Das Projekt Marina Mokotów etwa ist ein Areal von 22 Hektar und bietet 1.500 Wohnungen für 5.000 Menschen. Weniger Bedeutung haben die Grundstückskosten im Stadtteil links der Weichsel. Hier dominiert das kulturelle, politische und wirtschaftliche Leben. Neben Flughafen und bedeutenden Bahnhöfen residieren hier Regierung sowie Reichstag, auch zahlreiche internationale Konzerne haben sich angesiedelt. Warschau präsentiert sich links der Weichsel als wichtigstes Finanzzentrum Osteuropas. Der EU-Beitritt Polens 2004 war wesentlicher Treiber dieser Entwicklung. Auch die Geologie präferiert das linke Weichselufer: Es liegt auf 90 Metern Seehöhe und bietet natürlichen Schutz bei Hochwasser.
Wohn-Psychologie
Allen Wohnformen in Warschau ist eines gemeinsam: Der starke Eigentumsanteil, er liegt bei 63 Prozent – in Wien beträgt er 22 Prozent. Markus Sturm, Obmann des vwbf, erklärt dies so: »Im Kommunismus gab es kein privates Eigentum, bis auf Aufnahmen standen die Wohnungen im öffentlichen Eigentum. Heute wird Besitz daher umso höher bewertet.« Diese Aussage bestätigen auch die Warschauer Wohnbauvereine. Besitz entschied und entscheidet über die gesellschaftliche Stellung. Mit der politischen Wende Ende der 1980er-Jahre kam es zu einer Privatisierungswelle. Durch die völlige Liberalisierung des Wohnbaumarktes unterscheidet sich Polen auch von anderen osteuropäischen Staaten. Eine der ersten Veränderungen nach dem Zusammenbruch des sozialistischen Gesellschaftsmodells war die Übertragung staatlichen Eigentums an die neu gegründeten Kommunalverwaltungen.
Bild: Geschlossene Siedlungen wie Marina Mokotów sind typisch für Warschau – umrundet von Absperrungen und Videoüberwachung, verfügen sie auch über Grünflächen und Gemeinschaftsräume wie Bibliothek und Fitnesscenter.
Etwa die Hälfte der 3,5 Millionen Genossenschaftswohnungen wurde als privates Eigentum ausgesondert, um 1 bis 10 Sloty pro Wohnung quasi geschenkt.

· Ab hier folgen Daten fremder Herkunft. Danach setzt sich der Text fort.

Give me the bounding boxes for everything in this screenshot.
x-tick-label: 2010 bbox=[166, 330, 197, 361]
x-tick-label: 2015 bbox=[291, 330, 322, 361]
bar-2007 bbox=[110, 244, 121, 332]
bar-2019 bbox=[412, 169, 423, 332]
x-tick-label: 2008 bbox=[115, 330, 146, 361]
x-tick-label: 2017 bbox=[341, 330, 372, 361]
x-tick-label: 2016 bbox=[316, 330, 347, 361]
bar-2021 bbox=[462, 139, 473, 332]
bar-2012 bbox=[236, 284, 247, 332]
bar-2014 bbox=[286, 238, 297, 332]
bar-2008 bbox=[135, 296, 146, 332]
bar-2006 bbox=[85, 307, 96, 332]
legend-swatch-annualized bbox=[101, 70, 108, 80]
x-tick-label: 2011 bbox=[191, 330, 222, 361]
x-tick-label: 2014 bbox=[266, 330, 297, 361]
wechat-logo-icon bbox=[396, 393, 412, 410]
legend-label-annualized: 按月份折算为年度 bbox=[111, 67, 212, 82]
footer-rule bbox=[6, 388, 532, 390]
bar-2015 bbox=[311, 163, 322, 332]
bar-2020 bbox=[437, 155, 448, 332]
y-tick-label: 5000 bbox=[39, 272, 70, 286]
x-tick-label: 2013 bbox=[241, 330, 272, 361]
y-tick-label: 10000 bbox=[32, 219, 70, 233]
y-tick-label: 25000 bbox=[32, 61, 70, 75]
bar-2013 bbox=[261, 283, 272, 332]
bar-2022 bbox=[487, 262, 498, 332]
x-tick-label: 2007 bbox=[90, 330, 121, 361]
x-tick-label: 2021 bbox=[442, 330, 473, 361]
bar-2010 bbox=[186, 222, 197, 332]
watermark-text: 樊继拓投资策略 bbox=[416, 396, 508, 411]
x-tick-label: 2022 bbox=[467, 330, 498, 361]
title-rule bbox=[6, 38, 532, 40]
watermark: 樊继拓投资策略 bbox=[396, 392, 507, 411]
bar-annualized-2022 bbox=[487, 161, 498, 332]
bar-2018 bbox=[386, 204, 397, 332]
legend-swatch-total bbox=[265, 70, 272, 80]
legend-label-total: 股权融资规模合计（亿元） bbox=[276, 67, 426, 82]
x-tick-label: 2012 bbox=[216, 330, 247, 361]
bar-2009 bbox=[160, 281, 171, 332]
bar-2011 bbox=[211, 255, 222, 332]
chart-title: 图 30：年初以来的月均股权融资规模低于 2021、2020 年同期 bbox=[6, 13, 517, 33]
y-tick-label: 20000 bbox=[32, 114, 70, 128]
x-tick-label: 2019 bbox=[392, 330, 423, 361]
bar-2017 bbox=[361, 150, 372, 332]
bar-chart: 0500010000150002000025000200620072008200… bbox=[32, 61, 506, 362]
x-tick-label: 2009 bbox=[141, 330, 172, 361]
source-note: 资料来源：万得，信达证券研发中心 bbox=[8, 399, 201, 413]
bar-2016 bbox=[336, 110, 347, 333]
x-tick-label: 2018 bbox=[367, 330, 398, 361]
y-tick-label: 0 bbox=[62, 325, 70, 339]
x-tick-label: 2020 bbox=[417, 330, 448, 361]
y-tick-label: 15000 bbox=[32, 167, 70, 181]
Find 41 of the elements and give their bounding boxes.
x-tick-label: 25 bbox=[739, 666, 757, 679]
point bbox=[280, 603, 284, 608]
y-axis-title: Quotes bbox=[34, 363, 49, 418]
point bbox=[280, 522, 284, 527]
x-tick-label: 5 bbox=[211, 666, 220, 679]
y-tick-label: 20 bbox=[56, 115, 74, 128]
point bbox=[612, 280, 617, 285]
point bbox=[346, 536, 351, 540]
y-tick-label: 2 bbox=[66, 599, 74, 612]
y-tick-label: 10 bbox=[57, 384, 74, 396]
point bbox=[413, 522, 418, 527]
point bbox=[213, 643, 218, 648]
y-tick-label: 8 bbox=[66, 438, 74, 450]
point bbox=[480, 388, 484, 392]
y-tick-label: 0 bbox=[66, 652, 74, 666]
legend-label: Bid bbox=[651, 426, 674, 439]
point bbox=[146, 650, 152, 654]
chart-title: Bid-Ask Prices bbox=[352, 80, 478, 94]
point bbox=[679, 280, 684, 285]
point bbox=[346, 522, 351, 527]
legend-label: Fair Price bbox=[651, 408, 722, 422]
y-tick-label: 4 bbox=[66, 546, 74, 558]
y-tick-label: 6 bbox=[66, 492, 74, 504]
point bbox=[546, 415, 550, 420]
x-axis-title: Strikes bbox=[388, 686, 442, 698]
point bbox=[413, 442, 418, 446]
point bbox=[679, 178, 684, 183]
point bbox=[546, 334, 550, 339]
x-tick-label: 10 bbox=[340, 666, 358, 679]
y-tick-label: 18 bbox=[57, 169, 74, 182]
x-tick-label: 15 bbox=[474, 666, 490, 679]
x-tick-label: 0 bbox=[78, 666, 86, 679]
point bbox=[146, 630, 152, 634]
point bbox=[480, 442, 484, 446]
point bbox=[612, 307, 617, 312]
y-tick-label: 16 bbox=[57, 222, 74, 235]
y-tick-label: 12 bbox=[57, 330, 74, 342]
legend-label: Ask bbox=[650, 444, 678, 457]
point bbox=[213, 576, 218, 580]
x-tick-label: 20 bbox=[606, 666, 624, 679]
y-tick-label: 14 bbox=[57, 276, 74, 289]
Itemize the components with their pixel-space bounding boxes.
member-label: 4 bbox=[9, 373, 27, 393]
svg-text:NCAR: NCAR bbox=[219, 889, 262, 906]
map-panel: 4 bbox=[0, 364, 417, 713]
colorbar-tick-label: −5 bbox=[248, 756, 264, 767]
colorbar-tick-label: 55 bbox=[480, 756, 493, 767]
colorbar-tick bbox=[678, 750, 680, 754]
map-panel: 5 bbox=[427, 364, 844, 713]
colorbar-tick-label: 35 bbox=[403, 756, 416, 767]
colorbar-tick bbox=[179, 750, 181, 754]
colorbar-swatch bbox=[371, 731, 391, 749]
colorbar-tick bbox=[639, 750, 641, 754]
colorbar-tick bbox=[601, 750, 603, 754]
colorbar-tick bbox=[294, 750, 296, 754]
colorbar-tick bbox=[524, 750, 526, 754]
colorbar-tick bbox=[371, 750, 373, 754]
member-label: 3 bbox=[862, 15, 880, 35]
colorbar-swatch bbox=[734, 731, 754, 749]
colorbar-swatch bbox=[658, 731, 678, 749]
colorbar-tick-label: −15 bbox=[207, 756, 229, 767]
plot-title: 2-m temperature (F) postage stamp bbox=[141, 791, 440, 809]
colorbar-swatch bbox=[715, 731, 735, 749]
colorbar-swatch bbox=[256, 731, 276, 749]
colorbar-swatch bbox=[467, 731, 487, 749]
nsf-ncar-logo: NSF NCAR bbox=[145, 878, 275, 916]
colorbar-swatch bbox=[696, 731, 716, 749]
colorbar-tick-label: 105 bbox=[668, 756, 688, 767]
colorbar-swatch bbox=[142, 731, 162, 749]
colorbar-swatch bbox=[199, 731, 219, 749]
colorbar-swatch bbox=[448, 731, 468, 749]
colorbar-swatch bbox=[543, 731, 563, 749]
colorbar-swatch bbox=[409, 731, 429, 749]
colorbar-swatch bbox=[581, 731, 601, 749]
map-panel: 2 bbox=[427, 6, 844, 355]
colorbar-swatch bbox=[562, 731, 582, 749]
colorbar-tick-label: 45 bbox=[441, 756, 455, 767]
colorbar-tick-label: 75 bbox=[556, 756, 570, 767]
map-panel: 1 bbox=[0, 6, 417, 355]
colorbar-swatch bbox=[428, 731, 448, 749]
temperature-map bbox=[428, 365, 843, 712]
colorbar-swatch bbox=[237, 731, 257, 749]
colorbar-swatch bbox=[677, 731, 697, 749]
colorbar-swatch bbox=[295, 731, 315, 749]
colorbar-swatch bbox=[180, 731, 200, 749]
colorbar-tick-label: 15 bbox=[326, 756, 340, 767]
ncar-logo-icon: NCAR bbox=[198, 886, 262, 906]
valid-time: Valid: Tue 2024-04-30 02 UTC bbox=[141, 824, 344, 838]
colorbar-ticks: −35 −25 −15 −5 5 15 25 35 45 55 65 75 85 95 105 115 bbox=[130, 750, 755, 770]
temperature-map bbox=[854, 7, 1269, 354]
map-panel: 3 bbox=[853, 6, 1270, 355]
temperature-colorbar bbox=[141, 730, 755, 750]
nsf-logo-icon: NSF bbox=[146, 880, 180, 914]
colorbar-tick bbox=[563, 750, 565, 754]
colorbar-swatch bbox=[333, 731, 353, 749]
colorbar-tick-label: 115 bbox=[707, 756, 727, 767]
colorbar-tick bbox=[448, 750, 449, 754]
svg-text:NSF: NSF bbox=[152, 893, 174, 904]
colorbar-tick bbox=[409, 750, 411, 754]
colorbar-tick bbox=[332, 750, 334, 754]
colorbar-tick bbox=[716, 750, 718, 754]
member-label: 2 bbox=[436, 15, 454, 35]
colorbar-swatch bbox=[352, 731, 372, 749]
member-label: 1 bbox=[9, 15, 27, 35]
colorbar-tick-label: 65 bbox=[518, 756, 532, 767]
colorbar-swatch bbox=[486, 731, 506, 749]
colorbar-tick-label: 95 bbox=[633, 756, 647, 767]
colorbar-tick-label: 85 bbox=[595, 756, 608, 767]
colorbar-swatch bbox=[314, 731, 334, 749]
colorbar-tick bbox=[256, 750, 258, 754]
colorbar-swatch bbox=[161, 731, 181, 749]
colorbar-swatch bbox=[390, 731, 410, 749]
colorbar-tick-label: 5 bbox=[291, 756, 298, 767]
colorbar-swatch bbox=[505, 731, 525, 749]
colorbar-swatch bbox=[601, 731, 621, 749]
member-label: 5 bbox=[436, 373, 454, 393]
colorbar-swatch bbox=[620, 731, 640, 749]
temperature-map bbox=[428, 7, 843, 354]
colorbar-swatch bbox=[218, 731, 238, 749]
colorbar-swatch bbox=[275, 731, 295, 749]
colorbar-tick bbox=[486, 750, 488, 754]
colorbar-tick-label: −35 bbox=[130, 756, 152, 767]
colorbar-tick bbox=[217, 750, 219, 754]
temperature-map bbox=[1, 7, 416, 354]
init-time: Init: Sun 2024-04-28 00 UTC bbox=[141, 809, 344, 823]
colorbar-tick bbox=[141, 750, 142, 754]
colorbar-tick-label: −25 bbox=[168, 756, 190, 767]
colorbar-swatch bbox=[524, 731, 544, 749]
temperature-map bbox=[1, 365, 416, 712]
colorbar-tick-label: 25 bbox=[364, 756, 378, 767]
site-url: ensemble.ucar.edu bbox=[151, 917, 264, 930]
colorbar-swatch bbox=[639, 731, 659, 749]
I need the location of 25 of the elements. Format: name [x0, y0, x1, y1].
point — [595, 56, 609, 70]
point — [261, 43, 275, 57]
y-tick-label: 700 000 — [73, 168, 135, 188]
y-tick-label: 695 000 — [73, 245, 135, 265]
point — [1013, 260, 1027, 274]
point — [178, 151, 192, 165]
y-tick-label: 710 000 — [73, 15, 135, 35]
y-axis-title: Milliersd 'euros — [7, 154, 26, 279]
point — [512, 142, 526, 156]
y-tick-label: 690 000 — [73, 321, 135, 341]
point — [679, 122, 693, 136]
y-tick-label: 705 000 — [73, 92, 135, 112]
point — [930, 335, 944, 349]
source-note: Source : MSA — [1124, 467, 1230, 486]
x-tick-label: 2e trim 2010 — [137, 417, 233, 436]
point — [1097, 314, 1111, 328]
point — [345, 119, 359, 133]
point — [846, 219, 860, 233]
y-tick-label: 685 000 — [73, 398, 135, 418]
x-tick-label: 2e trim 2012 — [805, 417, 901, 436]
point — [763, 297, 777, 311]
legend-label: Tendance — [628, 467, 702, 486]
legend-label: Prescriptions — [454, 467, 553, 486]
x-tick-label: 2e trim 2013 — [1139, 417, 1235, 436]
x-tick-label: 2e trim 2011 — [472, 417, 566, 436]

Vor allem in den städtischen Ballungsregionen wurde ein Neubauboom ausgelöst, vornehmlich am freifinanzierten Eigentumswohnungssektor. Demgegenüber herrscht ein Mangel an leistbaren Wohnungen. Anfang der 90er-Jahre stand noch ein Drittel des Wohnungsbestands in staatlichem Besitz. Mittlerweile sind es in Warschau nur mehr zehn Prozent. Ein ausgeglichener Wohnungsmarkt fehlt, der gemeinnützige und kommunale Wohnungsbau spielen in der polnischen Wohnversorgung kaum eine Rolle – im Gegensatz zu Österreich, wo von den Gemeinnützigen jährlich rund 15.000 Wohnungen fertiggestellt werden. Das entspricht einem Drittel der gesamten Neubauleistung. Im Mehrgeschoßwohnbau steigt dieser Anteil sogar über 50 Prozent. Jede/r fünfte Österreicher/in lebt in einer gemeinnützigen Wohnung.
Einseitiger Wohnungsmarkt
Um leistbaren Wohnraum zu schaffen, wurden in Warschau sogenannte Gesellschaften für Soziales Bauen, TBS, gegründet und mit günstigen Krediten gefördert. Zielgruppe sind Haushalte mit mittleren Einkommen, d.h. jene Haushalte, die sich kein Wohnungseigentum leisten können, aber auch die Einkommensgrenzen für herkömmliche kommunale Wohnungen überschreiten. Mit einem Anteil von zwei Prozent am Wohnungsbestand und einer geringen Bautätigkeit kommt TBS jedoch eine untergeordnete Rolle zu – es dominiert der von privaten Projektentwicklern bestimmte Eigentumswohnungsmarkt. Das hat zur Folge, dass sich in Warschau und anderen größeren polnischen Städten die Lage am Wohnungssektor zunehmend anspannt. Vor allem Bevölkerungsgruppen mit geringerem Haushaltsbudget haben zusehends Schwierigkeiten, eine finanzierbare Wohnung zu finden. Besonders auf die jüngere Bevölkerungsgruppe hat das fehlende Angebot leistbarer Wohnungen gravierende Auswirkungen. Mangels geeignetem Wohnraum für die Haushaltsgründung verlängert sich ihr Aufenthalt im elterlichen Haushalt.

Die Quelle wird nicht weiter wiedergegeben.